Cette vidéo signe-t-elle votre come-back en tant que chanteuse ?

Absolument pas. Dans la vidéo, ce sont les enfants qui chantent, ce n'est pas moi. J'ai fait chanter les enfants, pas seulement parce que je ne voulais pas chanter, mais je considère que les enfants sont un vecteur extraordinaire lorsque l'on veut sensibiliser les gens. Quand un enfant parle de choses sérieuses, il est beaucoup plus écouté qu'un adulte. Il n'est pas question pour moi de revenir, en tout cas pas en ligne de front... Peut-être derrière, dans les backstages (rires).

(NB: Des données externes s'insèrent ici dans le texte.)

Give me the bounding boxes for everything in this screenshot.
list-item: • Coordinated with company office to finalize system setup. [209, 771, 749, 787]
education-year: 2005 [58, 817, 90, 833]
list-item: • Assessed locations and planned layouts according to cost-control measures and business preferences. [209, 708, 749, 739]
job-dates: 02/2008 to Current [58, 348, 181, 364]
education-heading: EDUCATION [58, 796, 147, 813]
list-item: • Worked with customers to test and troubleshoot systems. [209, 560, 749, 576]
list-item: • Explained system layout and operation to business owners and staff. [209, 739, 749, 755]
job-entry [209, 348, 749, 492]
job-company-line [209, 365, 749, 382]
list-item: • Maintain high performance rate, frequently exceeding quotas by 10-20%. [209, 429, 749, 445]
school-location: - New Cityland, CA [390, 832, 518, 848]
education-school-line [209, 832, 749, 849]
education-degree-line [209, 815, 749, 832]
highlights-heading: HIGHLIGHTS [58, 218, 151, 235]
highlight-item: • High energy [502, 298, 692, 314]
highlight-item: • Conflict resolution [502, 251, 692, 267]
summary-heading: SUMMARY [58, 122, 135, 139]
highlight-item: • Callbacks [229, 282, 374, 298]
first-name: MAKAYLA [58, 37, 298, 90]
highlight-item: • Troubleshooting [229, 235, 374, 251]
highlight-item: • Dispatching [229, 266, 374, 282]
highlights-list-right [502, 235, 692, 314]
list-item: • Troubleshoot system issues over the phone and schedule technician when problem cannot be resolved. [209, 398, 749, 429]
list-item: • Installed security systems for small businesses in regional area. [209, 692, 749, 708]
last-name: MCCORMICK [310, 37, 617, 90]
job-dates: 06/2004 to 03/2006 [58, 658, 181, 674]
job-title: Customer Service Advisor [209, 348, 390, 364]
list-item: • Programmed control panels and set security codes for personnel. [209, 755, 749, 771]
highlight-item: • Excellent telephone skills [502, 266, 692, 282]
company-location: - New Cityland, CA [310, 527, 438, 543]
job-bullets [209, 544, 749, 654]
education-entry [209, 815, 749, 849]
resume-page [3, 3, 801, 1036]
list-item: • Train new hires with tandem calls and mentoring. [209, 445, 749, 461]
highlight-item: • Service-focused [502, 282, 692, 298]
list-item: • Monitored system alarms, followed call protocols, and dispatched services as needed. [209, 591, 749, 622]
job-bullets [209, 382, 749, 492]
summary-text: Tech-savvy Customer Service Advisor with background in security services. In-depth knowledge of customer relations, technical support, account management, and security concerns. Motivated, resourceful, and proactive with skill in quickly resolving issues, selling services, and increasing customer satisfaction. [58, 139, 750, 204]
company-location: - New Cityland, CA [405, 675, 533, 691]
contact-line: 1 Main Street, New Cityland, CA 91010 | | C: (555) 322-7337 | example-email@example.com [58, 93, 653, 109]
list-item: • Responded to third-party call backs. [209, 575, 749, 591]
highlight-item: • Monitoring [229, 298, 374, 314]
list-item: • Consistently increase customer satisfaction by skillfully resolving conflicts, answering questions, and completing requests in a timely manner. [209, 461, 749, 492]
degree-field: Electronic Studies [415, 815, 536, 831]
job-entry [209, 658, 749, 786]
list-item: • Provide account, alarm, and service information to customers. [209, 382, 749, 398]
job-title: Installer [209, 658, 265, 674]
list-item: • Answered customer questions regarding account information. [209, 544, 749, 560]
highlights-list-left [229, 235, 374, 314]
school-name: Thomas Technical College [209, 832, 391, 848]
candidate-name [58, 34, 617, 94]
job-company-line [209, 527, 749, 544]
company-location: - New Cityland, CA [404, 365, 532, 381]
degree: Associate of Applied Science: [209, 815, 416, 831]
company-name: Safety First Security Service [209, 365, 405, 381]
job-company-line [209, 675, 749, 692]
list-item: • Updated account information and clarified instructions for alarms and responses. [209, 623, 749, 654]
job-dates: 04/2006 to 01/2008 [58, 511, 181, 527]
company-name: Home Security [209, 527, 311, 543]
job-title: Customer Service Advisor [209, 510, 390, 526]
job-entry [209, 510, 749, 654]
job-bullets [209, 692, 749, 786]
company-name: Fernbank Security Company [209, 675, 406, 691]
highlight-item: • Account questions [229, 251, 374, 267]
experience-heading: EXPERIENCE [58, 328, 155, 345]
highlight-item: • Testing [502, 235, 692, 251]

La musique vous manque-t-elle parfois ?

Comment voulez-vous qu'elle me manque puisque la musique se pratique tous les jours, où l'on veut, quand on veut et avec qui l'on veut. Nous (Khadja et les habitants de son village, au Mali, NDLR), on fait des fêtes au village. C'est incroyable comme on s'y amuse tellement bien. Non, la musique ne s'arrête jamais. Même nous (les artistes, NDLR) qui la faisons, nous ne la faisons pas pour nous et on ne s'adresse pas à des professionnels de la musique. On s'adresse au public. Je ne m'éloignerai jamais complètement de la musique, c'est une certitude.

Pourquoi vous êtes-vous retirée de la scène musicale ?

Cela fait 15 ans maintenant que je me suis retirée de la scène musicale. On n'a droit qu'à une seule vie, on en connaît le début, mais pas la longueur, et on doit essayer de faire tout ce que l'on a envie de faire. La musique quand on a la chance de la faire comme moi, tout de suite professionnellement, cela demande beaucoup de travail. Vous avez des responsabilités à gérer, par exemple, les différents contrats, la maison de disques, les séances en studios, les concerts, l'écriture de textes, les musiciens, etc. C'est énormément de travail et cela ne vous laisse pas beaucoup de temps pour faire autre chose. J'avais envie de rentrer sur le continent, de revenir chez moi, pour vivre autre chose.

Comment s'organise désormais la "nouvelle" vie de Khadja Nin ?

Bah ! En fait, la vie de Khadja Nin est magnifique (rires). Je vis entre l'Europe et l'Afrique, à raison de six mois dans chaque continent. En Afrique, je vis dans un village, quelque part dans le centre du Mali. On a une association - pas au sens d'ONG - de femmes villageoises et il y a beaucoup de travail, car les femmes en Afrique travaillent beaucoup. C'est notre association de femmes dans laquelle on cotise, on gère par exemple le moulin à mil, la pompe à eau, toutes les choses du quotidien dans la vie d'une villageoise. C'est entre nous.

Pourquoi avoir choisi le Mali comme nouvelle terre d'accueil ?

C'est le Mali qui m'a choisi. J'ai beaucoup voyagé à travers l'Afrique en voiture, mais en totale autonomie. J'ai parcouru, à l'époque, presque tous les pays d'Afrique de l'Ouest qui n'étaient pas en guerre, du nord au sud, d'est en ouest, en dormant à la belle étoile. J'ai vraiment découvert les pays ainsi que leurs populations. Je suis tombée amoureuse du Mali et des Maliens, mais je ne sais pas pourquoi, c'est comme l'amour, le vrai, on ne sait pas pourquoi on tombe amoureux. Je pense que les Maliens sont aussi tombés amoureux de moi. Du coup, on s'aime (rires). C'est un pays et un peuple magnifiques.